Orion SkyQuest XT12 Intelliscope
By Bo Lowrey - 7/1/2006

Orion SkyQuest XT12 Intelliscope
The 12in is much bigger than the 6in. Note John Dobson's signature on the base of the 6in

By Galen Lowrey
July 1st, 2006

I recently acquired an Orion XT12 Dobsonian telescope from a friend. He had recently purchased a Meade 16in and wanted to get rid of his 12. He had already put the milk jug washers on the base and made modifications described by others to improve the movement of the scope. I already owned an Orion XT6 and wanted to expand my collection. The difference in performance between the two was pretty significant. Objects that were hard to see with my 6in now looked brighter than ever through the 12. The view through the scope is crystal clear on nights when it is clear and cool. It is a great telescope for looking at star clusters, galaxies, planets, and nebulae. The rack on the side of the base has often come in handy with spaces for three 1.25in eyepieces and a single 2in. eyepiece holder. The focuser for the XT12 can accommodate both two and 1.25in eyepieces.
The 2and 1.25 inch eyepiece holder on the 12in
The 9X50mm finder scope is perfect for getting into the general area of what you are looking for. On long rides to dark viewing sites, little collimation adjusting is needed and you can start gazing almost instantly.

The main drawback with this scope is its weight. The instructions say that the base weighs 33lbs. and the tube weighs 50lbs.
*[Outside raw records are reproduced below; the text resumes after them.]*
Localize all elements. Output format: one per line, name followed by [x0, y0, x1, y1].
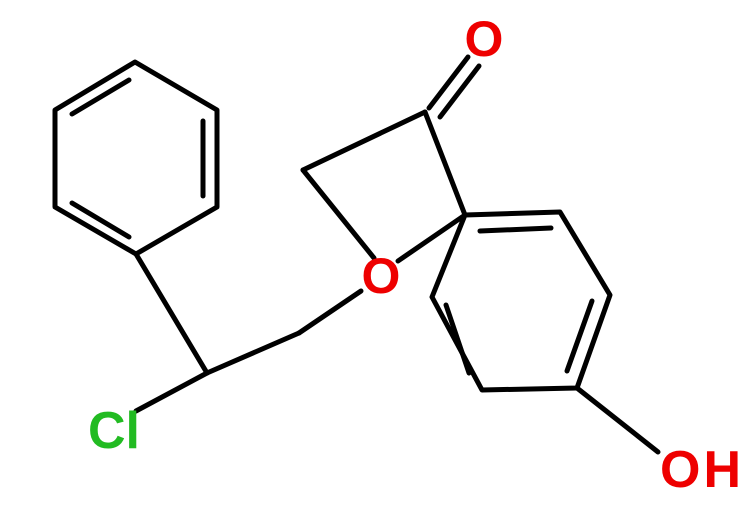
- bond benzylic C to CH2: [207, 333, 299, 373]
- bond ring A to benzylic carbon: [136, 254, 207, 373]
- carbonyl C=O double bond line 2: [440, 66, 479, 117]
- bond alpha CH2 to O ether: [303, 170, 374, 258]
- bond carbonyl C to CH2 (alpha): [303, 112, 425, 170]
- svg-text:OH: OH: [660, 441, 743, 499]
- bond ring B to OH: [577, 388, 658, 452]
- carbonyl C=O double bond line 1: [429, 57, 468, 108]
- bond carbonyl C to ring B: [425, 112, 465, 215]
- svg-text:Cl: Cl: [88, 402, 140, 460]
- ring A inner double bond (right edge): [201, 121, 206, 196]
- bond O ether to ring B: [398, 215, 465, 261]
- ring B inner double bond (top edge): [480, 228, 551, 231]
- ring A inner double bond (upper-left edge): [72, 80, 129, 114]
- svg-text:O: O: [465, 11, 504, 67]
- benzene ring B (hydroxyphenyl, lower right): [432, 212, 610, 390]
- bond CH2-O ether: [299, 291, 361, 333]
- svg-text:O: O: [362, 248, 401, 304]
- ring B inner double bond (right edge): [567, 301, 592, 371]
- ring B inner double bond (lower-left edge): [446, 305, 469, 373]
- ring A inner double bond (lower-left edge): [72, 203, 129, 237]
- benzene ring A (chlorophenyl, upper left): [55, 62, 217, 254]
- bond C-Cl: [136, 373, 207, 411]
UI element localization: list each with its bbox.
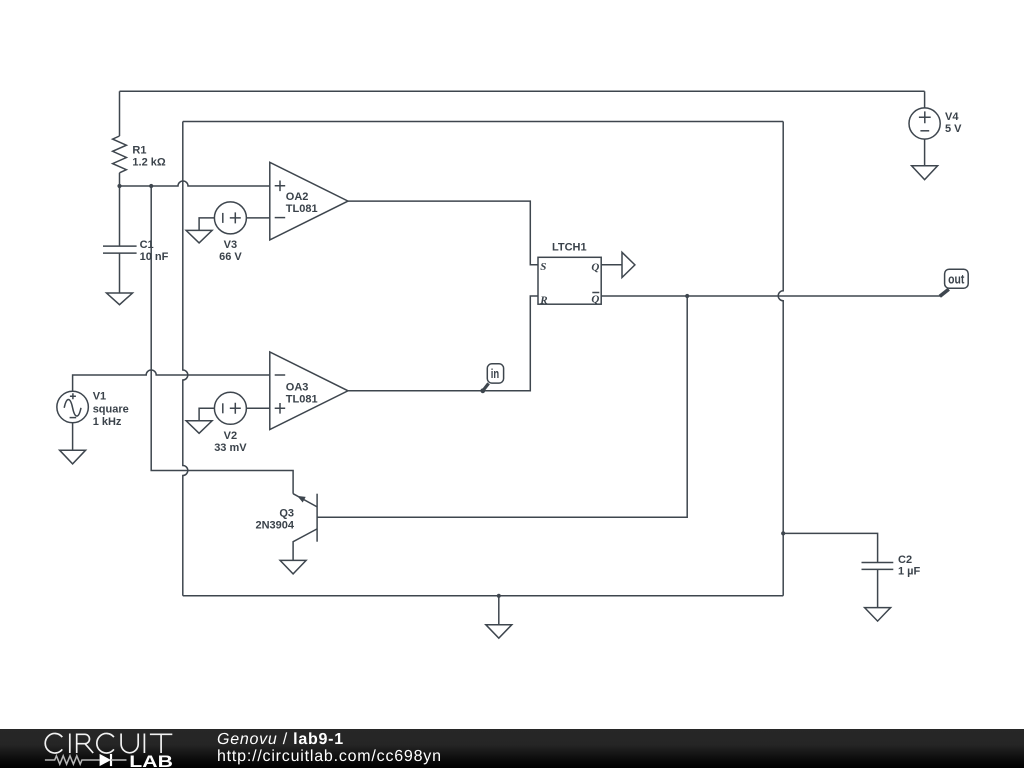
wire V2 minus to ground elbow [199,408,214,421]
voltage source V3 [214,202,246,234]
svg-text:OA3: OA3 [286,382,309,394]
op-amp OA3 [270,352,348,430]
junction node at R1/C1 [117,184,121,188]
Q3 labels [255,507,294,531]
svg-text:in: in [491,367,499,381]
svg-text:V3: V3 [224,239,237,251]
svg-text:33 mV: 33 mV [214,442,247,454]
OA3 labels [286,382,318,406]
svg-text:Q: Q [591,294,599,306]
svg-text:TL081: TL081 [286,203,318,215]
wire V3 minus to ground elbow [199,218,214,231]
C1 value labels [140,239,169,263]
V3 labels [219,239,242,263]
output arrow indicator [622,252,635,277]
C2 labels [898,554,921,578]
svg-text:V4: V4 [945,111,959,123]
wire box top edge [183,121,783,123]
svg-text:1.2 kΩ: 1.2 kΩ [132,157,165,169]
footer url text [217,748,442,766]
svg-text:TL081: TL081 [286,393,318,405]
ground at box bottom [486,625,512,639]
ground below C1 [107,293,133,305]
wire box right edge with hop [778,122,783,596]
voltage source V4 [909,91,940,166]
ground below C2 [865,608,891,622]
latch LTCH1 [538,257,601,304]
pin Qbar [591,293,599,306]
svg-text:R: R [539,294,547,306]
wire OA2 output to latch S [348,201,538,265]
wire V1 bottom to ground [72,423,74,451]
capacitor C2 [783,533,893,607]
wire feedback down to Q3 base [317,296,687,517]
svg-text:5 V: 5 V [945,123,962,135]
junction node at tap [149,184,153,188]
svg-text:LTCH1: LTCH1 [552,242,587,254]
node flag out [940,269,968,296]
svg-text:66 V: 66 V [219,251,242,263]
svg-text:OA2: OA2 [286,191,309,203]
svg-text:10 nF: 10 nF [140,251,169,263]
wire from tap node down and right to Q3 [151,186,293,494]
wire box bottom edge [183,595,783,597]
junction at Qbar feedback [685,294,689,298]
transistor Q3 [293,494,317,561]
footer bar [0,729,1024,768]
svg-text:V2: V2 [224,430,237,442]
junction at bottom ground [497,594,501,598]
OA2 labels [286,191,318,215]
V1 labels [93,391,129,429]
svg-text:out: out [948,273,965,287]
wire OA3 output to latch R [348,296,538,391]
svg-text:S: S [540,261,546,273]
ground below Q3 emitter [280,560,306,574]
V4 labels [945,111,962,135]
voltage source V1 [57,391,89,423]
wire box loop left edge with hops [183,122,188,596]
V2 labels [214,430,247,454]
svg-text:Q: Q [591,262,599,274]
svg-text:1 µF: 1 µF [898,566,921,578]
footer title text [217,731,344,749]
svg-text:2N3904: 2N3904 [255,520,294,532]
wire V1 top to OA3 inverting input with hops [73,370,270,391]
wire node row to OA2 + input with hop over box edge [120,181,270,186]
resistor R1 [113,91,127,186]
svg-text:C2: C2 [898,554,912,566]
op-amp OA2 [270,162,348,240]
wire latch Q to arrow [601,264,622,266]
svg-text:square: square [93,403,129,415]
wire V3 plus to OA2 inverting input [246,217,269,219]
svg-text:Q3: Q3 [279,507,294,519]
voltage source V2 [214,392,246,424]
junction at C2 tap [781,531,785,535]
ground below V4 [912,166,938,180]
capacitor C1 [103,186,137,293]
svg-text:LAB: LAB [129,752,173,768]
wire to bottom ground [498,596,500,625]
svg-text:1 kHz: 1 kHz [93,416,122,428]
node flag in [480,364,503,393]
ground below V1 [60,450,86,464]
svg-text:V1: V1 [93,391,106,403]
wire V2 plus to OA3 non-inverting input [246,407,269,409]
CircuitLab logo [0,729,200,768]
wire top rail from R1 to V4 [120,90,925,92]
ground at V2 [186,421,212,434]
svg-text:R1: R1 [132,144,146,156]
R1 value labels [132,144,165,168]
ground at V3 [186,230,212,243]
wire latch Qbar to out flag [601,295,940,297]
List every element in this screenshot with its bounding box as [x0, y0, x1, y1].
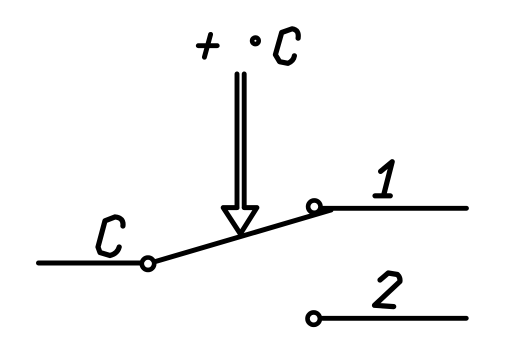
- actuator arrowhead: open triangle, left wing and diagonal: [223, 208, 240, 234]
- label: degree symbol of "+ °C": [252, 38, 259, 45]
- wire: contact 1 lead (right horizontal, upper): [323, 206, 467, 211]
- node C: common terminal open-circle: [142, 258, 154, 270]
- wire: common terminal lead (left horizontal): [39, 261, 142, 266]
- label: C designator at common terminal: [98, 217, 123, 256]
- actuator shaft: double vertical line (right stroke): [242, 74, 247, 208]
- actuator arrowhead: open triangle, right wing and diagonal: [241, 208, 257, 234]
- node 2: second contact open-circle: [308, 312, 320, 324]
- node 1: normally-open contact open-circle: [308, 200, 320, 212]
- label: plus sign of "+ °C" actuation condition: [198, 34, 217, 57]
- label: numeral 1 at contact 1: [375, 162, 392, 196]
- wire: switch lever (movable contact from C toward contact 1): [156, 210, 332, 262]
- actuator shaft: double vertical line (left stroke): [235, 74, 240, 208]
- label: numeral 2 at contact 2: [375, 273, 400, 307]
- label: letter C of "+ °C" (temperature): [275, 29, 298, 64]
- wire: contact 2 lead (right horizontal, lower): [323, 316, 467, 321]
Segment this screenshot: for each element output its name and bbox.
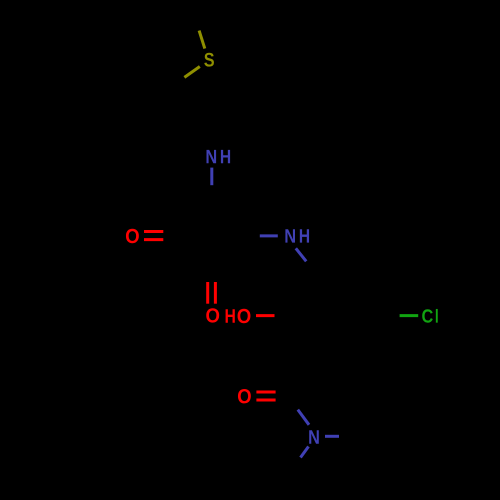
- wire N-CH3 right half-bond: [325, 435, 339, 438]
- double bond O=C4 left ketone upper red line: [144, 230, 163, 233]
- atom H of right NH aniline: [300, 229, 309, 242]
- double bond O=C3 bottom ketone left red line: [206, 282, 209, 304]
- double bond O=C amide upper red line: [256, 391, 275, 394]
- double bond O=C amide lower red line: [256, 399, 275, 402]
- atom S thiophene sulfur label: [204, 53, 214, 67]
- wire squarate C2 to right NH half-bond: [260, 234, 278, 237]
- atom O amide oxygen label: [238, 389, 251, 403]
- double bond O=C4 left ketone lower red line: [144, 238, 163, 241]
- atom N of right NH aniline: [285, 229, 295, 242]
- atom O of phenol HO: [238, 309, 251, 323]
- wire N-CH3 lower-left half-bond: [301, 447, 309, 458]
- wire Caryl-Cl half-bond: [400, 314, 419, 317]
- atom O bottom ketone oxygen label: [206, 308, 219, 322]
- wire phenol O-Caryl half-bond: [256, 314, 275, 317]
- wire thiophene C5-S half-bond: [199, 31, 205, 49]
- wire top NH to squarate C1 half-bond: [210, 168, 213, 186]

It is impossible to carry in one piece and difficult to move when broken down because of its size and weight. Another consideration is that if you have a small vehicle to transport the telescope, its size leaves little room for anything else if you want to carry multiple scopes.

The scope originally came with 2 Sirius Plössol eyepieces. A 10mm and a 25mm. I did not receive these with the telescope, but I used my own. The 25mm works well for large clusters and getting in the right area of a celestial object and the 10 works adequately to reveal close ups of the objects. I would recommend using wide field of view eyepieces or using Barlow tubes instead of using the supplied 10mm Plössol eyepiece.

The scope is quick to set up and takes about a minute or two from car to assembled on the ground. Cool down of the scope is quick, but the former owner stated that the addition of a cooling fan helped to cool the scope and stabilize the images more quickly. We plan to add this feature soon. Disassembling the scope is just as fast as assembly. Threaded knobs on the sides of the base are used to adjust friction to control the movement of the elevation of the tube. Two plastic knobs on each side of the inside of the base supports are used as bearings. This system works well, and provides smoother control on the altitude than my 6in, which uses springs as its means of tension control. Fit and finish between the XT6 and 12 is similar, both are well made and the paint had no major flaws.

I have looked at many objects in the sky, mainly planetary. Using Jupiter as a target, with this scope details like the rings in the clouds, the shadow of a passing moon and the two Great Red Spots can be seen on the surface of the planet. Stars in clusters can be picked out without difficulty and double stars are easily picked apart. In M13, in Hercules, it is difficult to pick apart individual stars in my 6in., in the 12inch at the same magnification, many stars became distinct.
We plan to add the Intelliscope to this scope in the future, but for now, the XT12 is a welcome addition to our collection.